Getting the scooter back has also rationalized the car mileage, so putting these together, a weekend jaunt has suggested itself. There’s a cartographically interesting northwest of Jacksonville. Part of the Okefenokee wildlife area, I’ve been around both sides of it, I think one time in the dark I may have even gone through it by sidecar. I call it the Florida Nipple, it’s that piece of land that juts down from Georgia at the center of this map. There’s a settlement called Saint George. Chances are this area is just another stretch of bug-infested east coast swamp but I got nothing else going on. Anyway, just an idea. An idea with $260 unspent dollars behind it.
ADDENDUM
Has my posting been a little haphazard lately? Good, you get up in that attic and see if you feel like writing later. Like all heavy duty construction worker types, I head out for a brew afterward. Actually, I went for coffee first and got to Karaoke really late. On the positive, it was one of the best singing jobs I’ve ever done. Things just fell into place. I normally have to concentrate to stay on key. This time it came naturally and I surprised myself. This remains Florida, mind you, so Friday night payday and all, there was not one attractive woman in the entire place. Just small town leftovers. It’s not the small town aspect either, I added that to emphasize unattractive personalities as well. It got the same in the bigger cities, but occasionally you at least got to see a sexy babe out there.

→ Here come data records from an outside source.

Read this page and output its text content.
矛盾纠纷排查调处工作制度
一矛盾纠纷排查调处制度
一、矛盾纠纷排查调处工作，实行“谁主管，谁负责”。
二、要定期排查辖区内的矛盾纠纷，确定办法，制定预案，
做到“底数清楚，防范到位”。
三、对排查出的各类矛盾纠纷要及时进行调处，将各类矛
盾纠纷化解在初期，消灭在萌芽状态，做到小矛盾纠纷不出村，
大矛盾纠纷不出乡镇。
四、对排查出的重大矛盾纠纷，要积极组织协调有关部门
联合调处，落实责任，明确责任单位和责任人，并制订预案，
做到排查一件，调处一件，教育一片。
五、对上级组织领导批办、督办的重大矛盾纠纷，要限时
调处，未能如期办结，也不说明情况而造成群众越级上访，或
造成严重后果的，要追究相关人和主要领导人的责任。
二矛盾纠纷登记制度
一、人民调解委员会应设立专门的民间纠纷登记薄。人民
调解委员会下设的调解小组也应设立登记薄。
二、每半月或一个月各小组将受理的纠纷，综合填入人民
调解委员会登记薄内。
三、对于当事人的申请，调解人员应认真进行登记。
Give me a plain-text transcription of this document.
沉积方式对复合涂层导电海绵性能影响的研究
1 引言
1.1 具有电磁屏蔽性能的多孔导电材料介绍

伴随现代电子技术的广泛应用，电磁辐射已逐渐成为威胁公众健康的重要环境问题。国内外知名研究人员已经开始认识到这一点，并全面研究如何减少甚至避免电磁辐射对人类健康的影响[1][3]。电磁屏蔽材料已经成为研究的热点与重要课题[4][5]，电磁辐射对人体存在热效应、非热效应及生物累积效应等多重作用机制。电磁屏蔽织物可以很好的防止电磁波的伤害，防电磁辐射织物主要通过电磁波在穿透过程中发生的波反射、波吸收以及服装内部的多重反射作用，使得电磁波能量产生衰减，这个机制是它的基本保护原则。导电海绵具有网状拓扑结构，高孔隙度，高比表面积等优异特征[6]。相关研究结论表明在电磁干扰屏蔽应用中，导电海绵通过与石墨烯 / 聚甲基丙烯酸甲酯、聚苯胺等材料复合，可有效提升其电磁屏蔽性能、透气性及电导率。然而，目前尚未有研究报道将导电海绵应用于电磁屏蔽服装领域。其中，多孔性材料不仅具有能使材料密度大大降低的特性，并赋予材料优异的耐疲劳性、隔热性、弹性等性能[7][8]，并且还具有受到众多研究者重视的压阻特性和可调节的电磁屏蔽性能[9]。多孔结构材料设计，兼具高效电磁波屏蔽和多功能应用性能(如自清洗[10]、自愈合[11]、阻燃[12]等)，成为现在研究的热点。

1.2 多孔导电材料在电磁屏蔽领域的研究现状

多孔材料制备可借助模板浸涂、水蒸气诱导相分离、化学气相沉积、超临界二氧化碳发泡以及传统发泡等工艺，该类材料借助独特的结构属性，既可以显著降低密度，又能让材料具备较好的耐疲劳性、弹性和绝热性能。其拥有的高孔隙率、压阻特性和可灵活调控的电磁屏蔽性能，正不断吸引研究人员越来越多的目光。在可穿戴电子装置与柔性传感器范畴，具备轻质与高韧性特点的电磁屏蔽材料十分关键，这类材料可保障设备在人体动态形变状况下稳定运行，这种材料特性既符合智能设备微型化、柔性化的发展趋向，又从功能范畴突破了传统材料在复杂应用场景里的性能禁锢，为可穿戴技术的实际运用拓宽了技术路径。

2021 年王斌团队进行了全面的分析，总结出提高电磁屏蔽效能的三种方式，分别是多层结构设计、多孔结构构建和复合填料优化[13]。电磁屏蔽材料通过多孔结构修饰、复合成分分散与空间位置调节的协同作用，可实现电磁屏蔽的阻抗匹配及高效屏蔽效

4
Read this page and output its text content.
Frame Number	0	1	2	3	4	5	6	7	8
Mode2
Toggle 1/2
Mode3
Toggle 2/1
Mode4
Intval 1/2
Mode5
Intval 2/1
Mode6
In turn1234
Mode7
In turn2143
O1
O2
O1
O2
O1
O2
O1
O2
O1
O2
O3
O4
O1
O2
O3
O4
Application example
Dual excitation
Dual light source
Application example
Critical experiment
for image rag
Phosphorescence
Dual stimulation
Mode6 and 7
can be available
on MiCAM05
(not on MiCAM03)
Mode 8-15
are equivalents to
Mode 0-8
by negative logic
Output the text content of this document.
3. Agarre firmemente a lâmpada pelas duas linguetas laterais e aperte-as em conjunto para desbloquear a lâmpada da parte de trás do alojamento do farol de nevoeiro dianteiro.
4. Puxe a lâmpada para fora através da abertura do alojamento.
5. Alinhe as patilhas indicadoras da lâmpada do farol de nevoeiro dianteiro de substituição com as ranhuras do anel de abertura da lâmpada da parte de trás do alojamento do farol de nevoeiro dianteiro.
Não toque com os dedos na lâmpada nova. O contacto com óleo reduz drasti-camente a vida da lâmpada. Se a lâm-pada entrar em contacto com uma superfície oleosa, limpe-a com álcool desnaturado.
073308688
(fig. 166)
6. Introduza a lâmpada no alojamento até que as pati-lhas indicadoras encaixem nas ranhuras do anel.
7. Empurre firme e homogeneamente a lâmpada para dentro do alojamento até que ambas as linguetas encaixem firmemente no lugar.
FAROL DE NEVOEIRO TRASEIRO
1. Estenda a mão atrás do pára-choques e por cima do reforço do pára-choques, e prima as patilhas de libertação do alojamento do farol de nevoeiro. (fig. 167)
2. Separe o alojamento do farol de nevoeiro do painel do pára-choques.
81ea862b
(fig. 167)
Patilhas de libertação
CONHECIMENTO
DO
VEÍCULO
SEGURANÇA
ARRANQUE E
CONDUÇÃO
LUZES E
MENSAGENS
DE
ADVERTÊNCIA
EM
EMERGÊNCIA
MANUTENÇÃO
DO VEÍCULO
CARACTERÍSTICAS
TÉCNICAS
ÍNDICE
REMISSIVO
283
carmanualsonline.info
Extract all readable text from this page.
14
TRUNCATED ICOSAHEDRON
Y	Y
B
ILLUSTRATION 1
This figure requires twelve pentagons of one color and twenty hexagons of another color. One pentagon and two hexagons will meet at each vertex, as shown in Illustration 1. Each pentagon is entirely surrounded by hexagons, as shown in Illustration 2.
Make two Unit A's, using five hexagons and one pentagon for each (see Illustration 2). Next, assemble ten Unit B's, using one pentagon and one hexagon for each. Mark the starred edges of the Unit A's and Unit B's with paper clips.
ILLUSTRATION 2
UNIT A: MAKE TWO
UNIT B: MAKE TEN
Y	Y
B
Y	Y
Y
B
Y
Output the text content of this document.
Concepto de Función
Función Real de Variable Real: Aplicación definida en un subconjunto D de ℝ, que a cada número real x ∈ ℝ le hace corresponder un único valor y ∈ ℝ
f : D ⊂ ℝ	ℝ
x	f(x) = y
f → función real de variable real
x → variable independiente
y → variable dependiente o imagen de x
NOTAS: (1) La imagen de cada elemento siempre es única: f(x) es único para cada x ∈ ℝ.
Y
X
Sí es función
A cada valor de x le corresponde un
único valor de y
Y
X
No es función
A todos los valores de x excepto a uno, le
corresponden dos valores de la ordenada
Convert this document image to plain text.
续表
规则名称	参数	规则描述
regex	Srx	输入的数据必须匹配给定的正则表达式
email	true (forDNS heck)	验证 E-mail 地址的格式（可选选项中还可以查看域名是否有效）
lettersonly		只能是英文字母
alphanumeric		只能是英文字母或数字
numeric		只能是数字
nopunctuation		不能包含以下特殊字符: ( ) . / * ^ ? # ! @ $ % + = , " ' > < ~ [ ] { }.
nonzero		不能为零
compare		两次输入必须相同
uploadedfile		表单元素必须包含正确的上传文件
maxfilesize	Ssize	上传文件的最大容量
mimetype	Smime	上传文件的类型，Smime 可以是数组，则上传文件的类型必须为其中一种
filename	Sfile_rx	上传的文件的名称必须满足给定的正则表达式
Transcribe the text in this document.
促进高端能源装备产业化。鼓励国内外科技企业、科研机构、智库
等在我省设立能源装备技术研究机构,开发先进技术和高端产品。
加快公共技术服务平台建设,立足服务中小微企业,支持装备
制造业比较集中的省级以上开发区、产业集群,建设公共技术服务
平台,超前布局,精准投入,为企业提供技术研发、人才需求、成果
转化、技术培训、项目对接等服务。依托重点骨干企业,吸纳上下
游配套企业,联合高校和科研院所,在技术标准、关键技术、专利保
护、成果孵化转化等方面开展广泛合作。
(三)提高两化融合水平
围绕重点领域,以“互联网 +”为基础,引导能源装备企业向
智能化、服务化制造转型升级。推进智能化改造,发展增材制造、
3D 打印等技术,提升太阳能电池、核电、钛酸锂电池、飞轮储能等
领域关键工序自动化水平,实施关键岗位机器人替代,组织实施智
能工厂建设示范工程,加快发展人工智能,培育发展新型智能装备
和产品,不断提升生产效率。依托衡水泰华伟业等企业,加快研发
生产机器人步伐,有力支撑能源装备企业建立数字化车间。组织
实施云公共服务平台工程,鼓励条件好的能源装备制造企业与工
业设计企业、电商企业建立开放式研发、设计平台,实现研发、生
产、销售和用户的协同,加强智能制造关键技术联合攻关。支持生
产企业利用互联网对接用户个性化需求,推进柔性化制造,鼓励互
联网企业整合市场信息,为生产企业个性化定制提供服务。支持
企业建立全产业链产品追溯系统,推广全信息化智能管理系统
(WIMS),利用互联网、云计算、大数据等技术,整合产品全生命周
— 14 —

This outspoken married lady I know was there. She knows my taste and mentioned the lack of even passable-looking women. Yeah, but after a certain age, that’s what you get. She still thinks I should dye my hair and noted I’d lost weight. You want to know something weird? My heart attack, the one that turned my hair white overnight, it killed something in my hair. What I mean is if I use a darkener like Grecian Formula, it doesn’t work on me. The theory I heard is because that product does something to the proteins inside your hair shaft. If so, then I have no proteins left. That’s right, I can bath my hair in the stuff with no effect.
For those keeping score, it is day 155 of my diet and I’ve lost just 28 pounds. Barely a third of my goal. My charts only to ahead until July 31 and at this rate, I’ll only be down another 10. And you know how I overcame my dislike of needles by always taking my cholesterol injections in the right thigh? Well, I can now report my right thigh is completely cholesterol-free. Say, that reminds me, I’ve got a fat check due from them. They pay me handsomely for this, you know. Handsome? Well, handsome enough. I’ve never had any lady call me ugly to my face, if that’s where it’s going. My trip budget just doubled. See you in Moniac? I dunno, now I could afford to go to New Orleans, first time since 1984.
[Author’s note: these small trips are nothing compared to my younger days. I used to spend $6,000 at a time to fly to Thailand for a few days. That’s more than twice that today. I once spent ten years going nowhere but Venezuela on my holidays. But the heyday of globetrotting is over. I no longer like airports and I don’t like the people who run them. I dislike the tourist industry, except unless they want to buy hotdogs, maybe. The nature of air travel changed after 9/11 to the worse. So you’ll know, the signs were already there before that incident that the authorities were already looking for an excuse to start collecting ID on everybody who traveled. Not bad guys, but on everybody.]